1- You can use traditional panel (fixed effect, random effects,or pooled OLS), depend on the results of Brouse Began LM test and Hausman Test.
2- If your data suffering from any problem(your data up-normal, suffering from serial correlation, Suffering from hetroskedasticity, Multicolinerity ), you can run GLS or GMM.
Since you've asked for recommendations on literature, here are some books and articles that might help you:
Brambor, T., Clark, W. R., and Golder, M. (2006). Understanding interaction models: Improving empirical analyses. Political Analysis, 14(1):63–82.
Hainmueller, J., Mummolo, J., and Xu, Y. (2019). How much should we trust estimates from multiplicative interaction models? simple tools to improve empirical practice. Political Analysis, 27(2):163–192.
Lohmann, H. (2015). Non-linear and non-additive effects in linear regression. In Best, H. and Wolf, C., editors, The SAGE Handbook of Regression Analysis and Causal Inference, pages 111–132. Sage Publications, London.
Kam, C. and Franzese, R. J. (2007). Modeling and Interpreting Interactive Hypotheses in Regression Analysis. University of Michigan Press, Ann Arbor.
If you're using Stata for estimating your models, you can install the interactplot.ado file that I've written by typing ssc install interactplot. This file helps you in conveniently creating publication-style plots that display the multiplicative relationship in your model. I also made sure that the command can handle time-series commands and operators.
Edit: Since you've pointed out that your data has the following characteristics “N>T; N= 46 and T=5”, I also want you to be aware of the following seminal paper by Stephen Nickell, which is commonly referred to as the “Nickell-bias”-paper.
Nickell, S. (1981). Biases in dynamic models with fixed effects. Econometrica, 49(6):1417–1426.
If the model is linear, the interaction between two right-hand-side variables can be estimated directly by creating the interaction and plug it in the equation. In principle, no special issue applies here.

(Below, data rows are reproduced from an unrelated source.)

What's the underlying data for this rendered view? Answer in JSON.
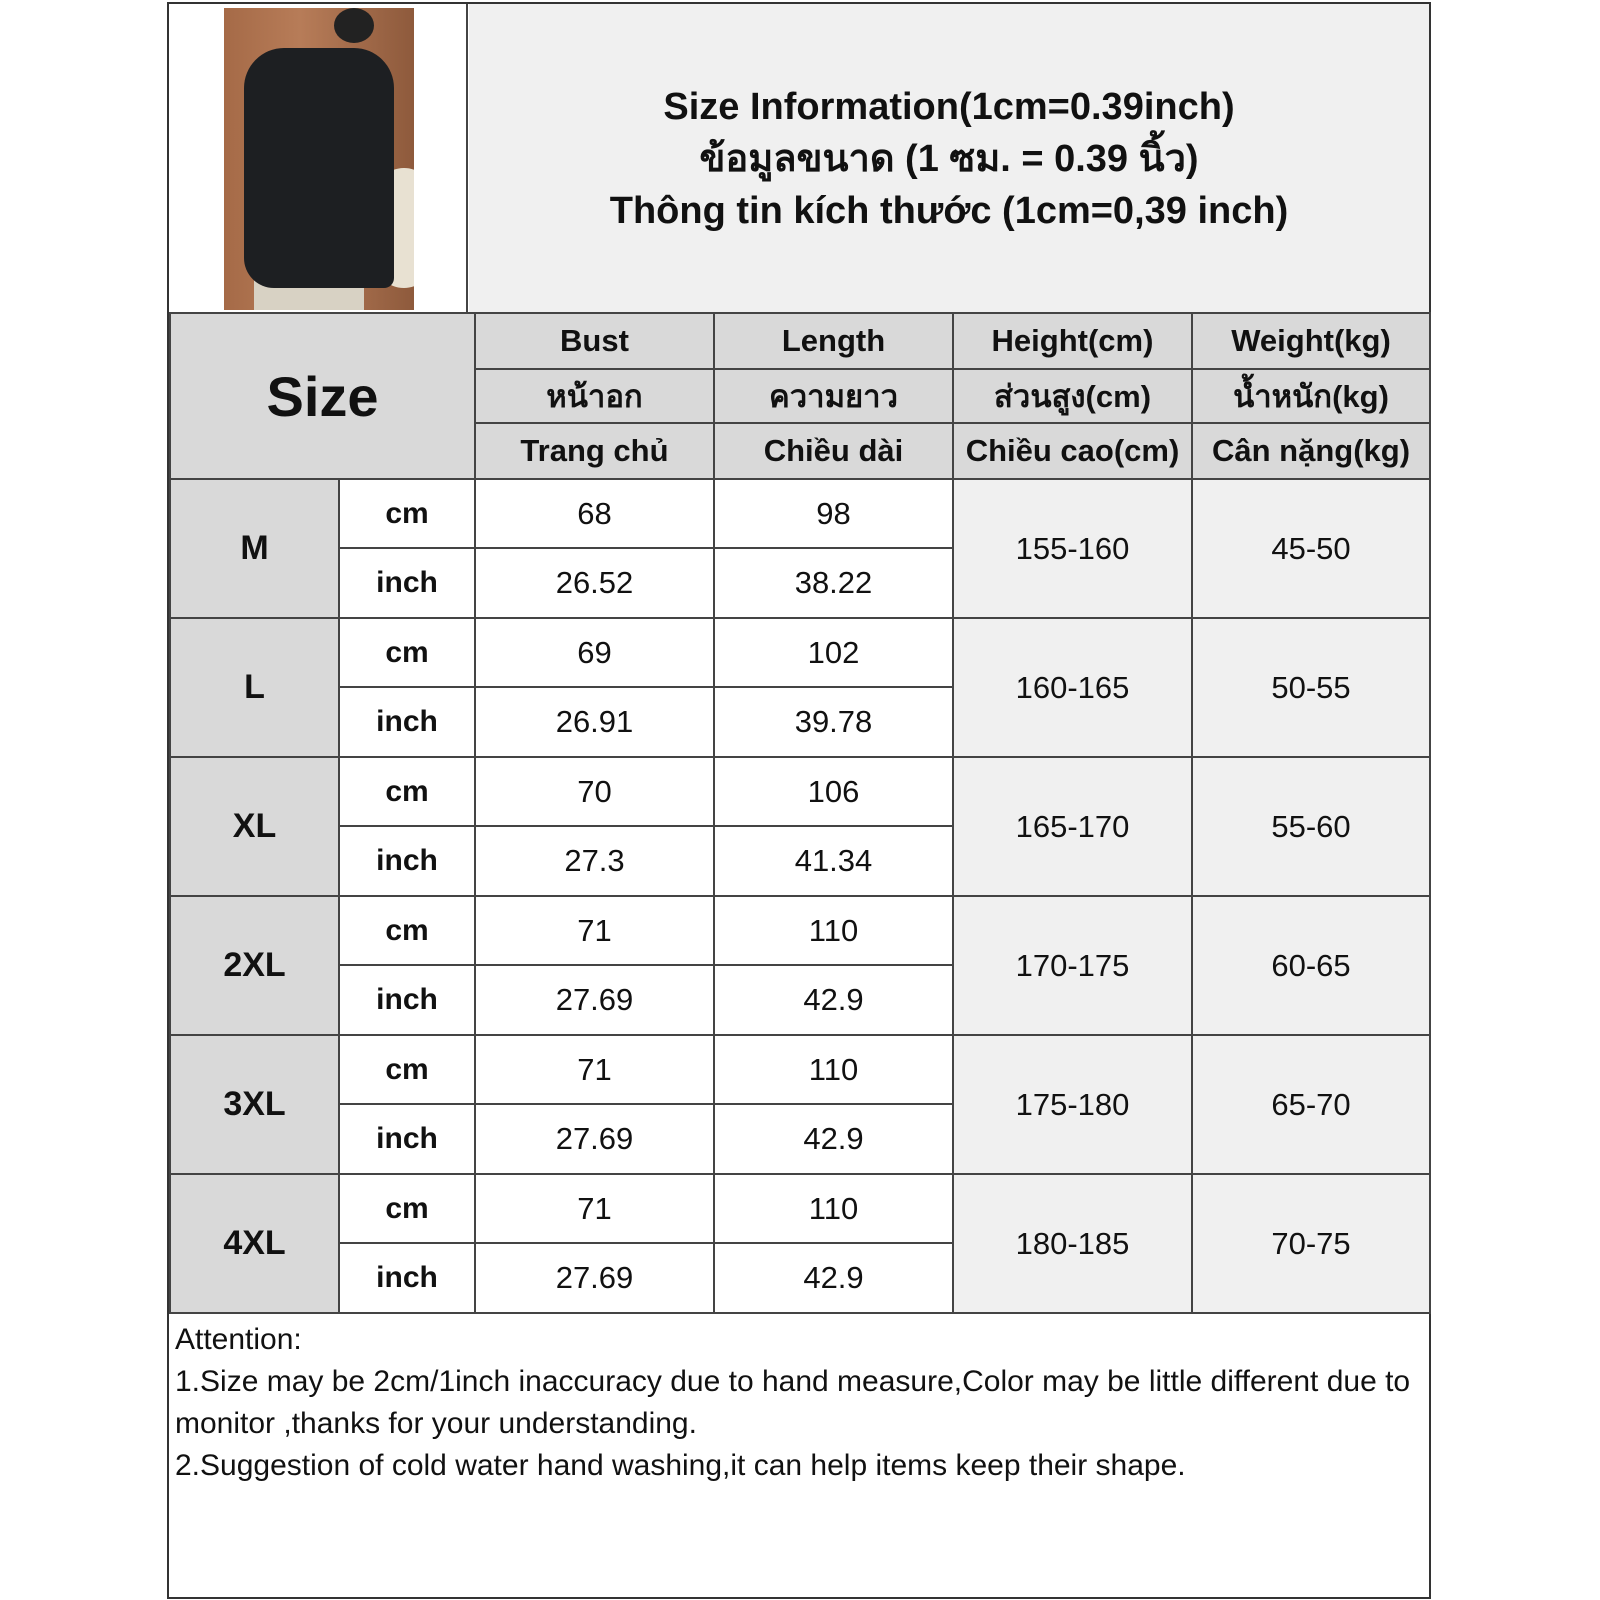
{
  "title_lines": [
    "Size Information(1cm=0.39inch)",
    "ข้อมูลขนาด (1 ซม. = 0.39 นิ้ว)",
    "Thông tin kích thước (1cm=0,39 inch)"
  ],
  "header": {
    "size_label": "Size",
    "columns": [
      [
        "Bust",
        "หน้าอก",
        "Trang chủ"
      ],
      [
        "Length",
        "ความยาว",
        "Chiều dài"
      ],
      [
        "Height(cm)",
        "ส่วนสูง(cm)",
        "Chiều cao(cm)"
      ],
      [
        "Weight(kg)",
        "น้ำหนัก(kg)",
        "Cân nặng(kg)"
      ]
    ]
  },
  "rows": [
    {
      "size": "M",
      "cm_label": "cm",
      "inch_label": "inch",
      "bust_cm": "68",
      "length_cm": "98",
      "bust_inch": "26.52",
      "length_inch": "38.22",
      "height": "155-160",
      "weight": "45-50"
    },
    {
      "size": "L",
      "cm_label": "cm",
      "inch_label": "inch",
      "bust_cm": "69",
      "length_cm": "102",
      "bust_inch": "26.91",
      "length_inch": "39.78",
      "height": "160-165",
      "weight": "50-55"
    },
    {
      "size": "XL",
      "cm_label": "cm",
      "inch_label": "inch",
      "bust_cm": "70",
      "length_cm": "106",
      "bust_inch": "27.3",
      "length_inch": "41.34",
      "height": "165-170",
      "weight": "55-60"
    },
    {
      "size": "2XL",
      "cm_label": "cm",
      "inch_label": "inch",
      "bust_cm": "71",
      "length_cm": "110",
      "bust_inch": "27.69",
      "length_inch": "42.9",
      "height": "170-175",
      "weight": "60-65"
    },
    {
      "size": "3XL",
      "cm_label": "cm",
      "inch_label": "inch",
      "bust_cm": "71",
      "length_cm": "110",
      "bust_inch": "27.69",
      "length_inch": "42.9",
      "height": "175-180",
      "weight": "65-70"
    },
    {
      "size": "4XL",
      "cm_label": "cm",
      "inch_label": "inch",
      "bust_cm": "71",
      "length_cm": "110",
      "bust_inch": "27.69",
      "length_inch": "42.9",
      "height": "180-185",
      "weight": "70-75"
    }
  ],
  "attention": {
    "heading": "Attention:",
    "notes": [
      "1.Size may be 2cm/1inch inaccuracy due to hand measure,Color may be little different due to monitor ,thanks for your understanding.",
      "2.Suggestion of cold water hand washing,it can help items keep their shape."
    ]
  }
}
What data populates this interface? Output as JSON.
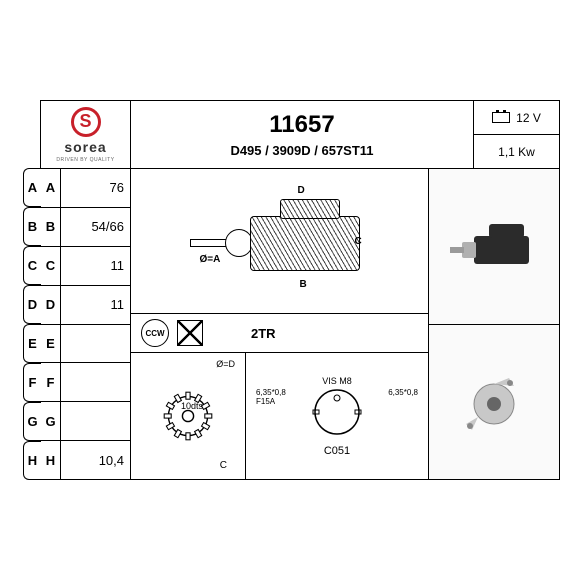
{
  "brand": {
    "name": "sorea",
    "tagline": "DRIVEN BY QUALITY",
    "color": "#c8202a"
  },
  "part_number": "11657",
  "cross_refs": "D495 / 3909D / 657ST11",
  "power": {
    "voltage": "12 V",
    "output": "1,1 Kw"
  },
  "specs": [
    {
      "key": "A",
      "val": "76"
    },
    {
      "key": "B",
      "val": "54/66"
    },
    {
      "key": "C",
      "val": "11"
    },
    {
      "key": "D",
      "val": "11"
    },
    {
      "key": "E",
      "val": ""
    },
    {
      "key": "F",
      "val": ""
    },
    {
      "key": "G",
      "val": ""
    },
    {
      "key": "H",
      "val": "10,4"
    }
  ],
  "rotation": {
    "direction": "CCW",
    "label": "2TR"
  },
  "pinion": {
    "teeth_label": "10dts",
    "diameter_label": "Ø=D",
    "shaft_label": "C"
  },
  "connector": {
    "top_label": "VIS M8",
    "left_label": "6,35*0,8",
    "left_sub": "F15A",
    "right_label": "6,35*0,8",
    "code": "C051"
  },
  "diagram_labels": {
    "A": "Ø=A",
    "B": "B",
    "C": "C",
    "D": "D"
  },
  "colors": {
    "border": "#000000",
    "background": "#ffffff",
    "starter_body": "#2b2b2b",
    "starter_alu": "#b0b0b0"
  }
}
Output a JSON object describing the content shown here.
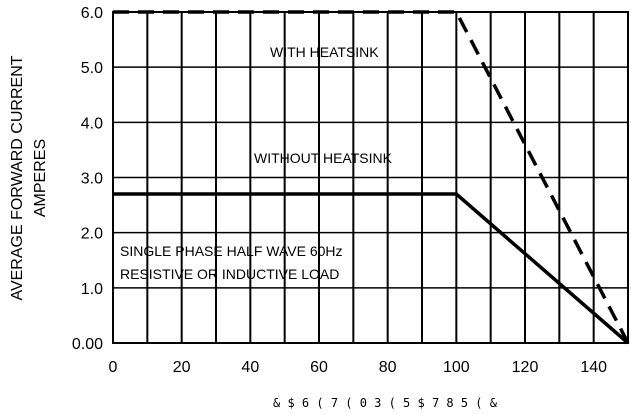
{
  "chart_data": {
    "type": "line",
    "title": "",
    "ylabel_lines": [
      "AVERAGE FORWARD CURRENT",
      "AMPERES"
    ],
    "xlabel": "& $ 6 (   7 ( 0 3 ( 5 $ 7 8 5 (        &",
    "xlim": [
      0,
      150
    ],
    "ylim": [
      0,
      6
    ],
    "x_ticks": [
      0,
      20,
      40,
      60,
      80,
      100,
      120,
      140
    ],
    "x_tick_labels": [
      "0",
      "20",
      "40",
      "60",
      "80",
      "100",
      "120",
      "140"
    ],
    "y_ticks": [
      0,
      1,
      2,
      3,
      4,
      5,
      6
    ],
    "y_tick_labels": [
      "0.00",
      "1.0",
      "2.0",
      "3.0",
      "4.0",
      "5.0",
      "6.0"
    ],
    "grid": true,
    "series": [
      {
        "name": "WITH HEATSINK",
        "x": [
          0,
          100,
          150
        ],
        "y": [
          6.0,
          6.0,
          0.0
        ],
        "style": "dashed"
      },
      {
        "name": "WITHOUT HEATSINK",
        "x": [
          0,
          100,
          150
        ],
        "y": [
          2.7,
          2.7,
          0.0
        ],
        "style": "solid"
      }
    ],
    "annotations": [
      {
        "text": "WITH HEATSINK"
      },
      {
        "text": "WITHOUT HEATSINK"
      },
      {
        "text": "SINGLE PHASE HALF WAVE  60Hz"
      },
      {
        "text": "RESISTIVE OR INDUCTIVE LOAD"
      }
    ]
  }
}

If the model is nonlinear (e.g., logit), then you need to be more careful and use some special package to carry out the estimation. See, e.g.,
Williams, R. (2012). Using the margins command to estimate and interpret adjusted predictions and marginal effects. The Stata Journal, 12(2), 308-331. Karaca-Mandic, P., Norton, E. C., and Dowd, B. Interaction Terms in Nonlinear Models. Health Service Research, 47(1), 255-274. Greene, W. (2010). Testing hypotheses about interaction terms in nonlinear models. Economics Letters, 107, 291–296. Hoetker, G. (2007). The Use of Logit and Probit Models in Strategic Management Research: Critical Issues. Strategic Management Journal. (28),4, pp. 331-343
Overall, it is more convenient to employ linear models if you privilege consistency over efficiency (less demanding requisites), even if the variable is, for instance, binary. It also makes easier to apply fixed-effects techniques.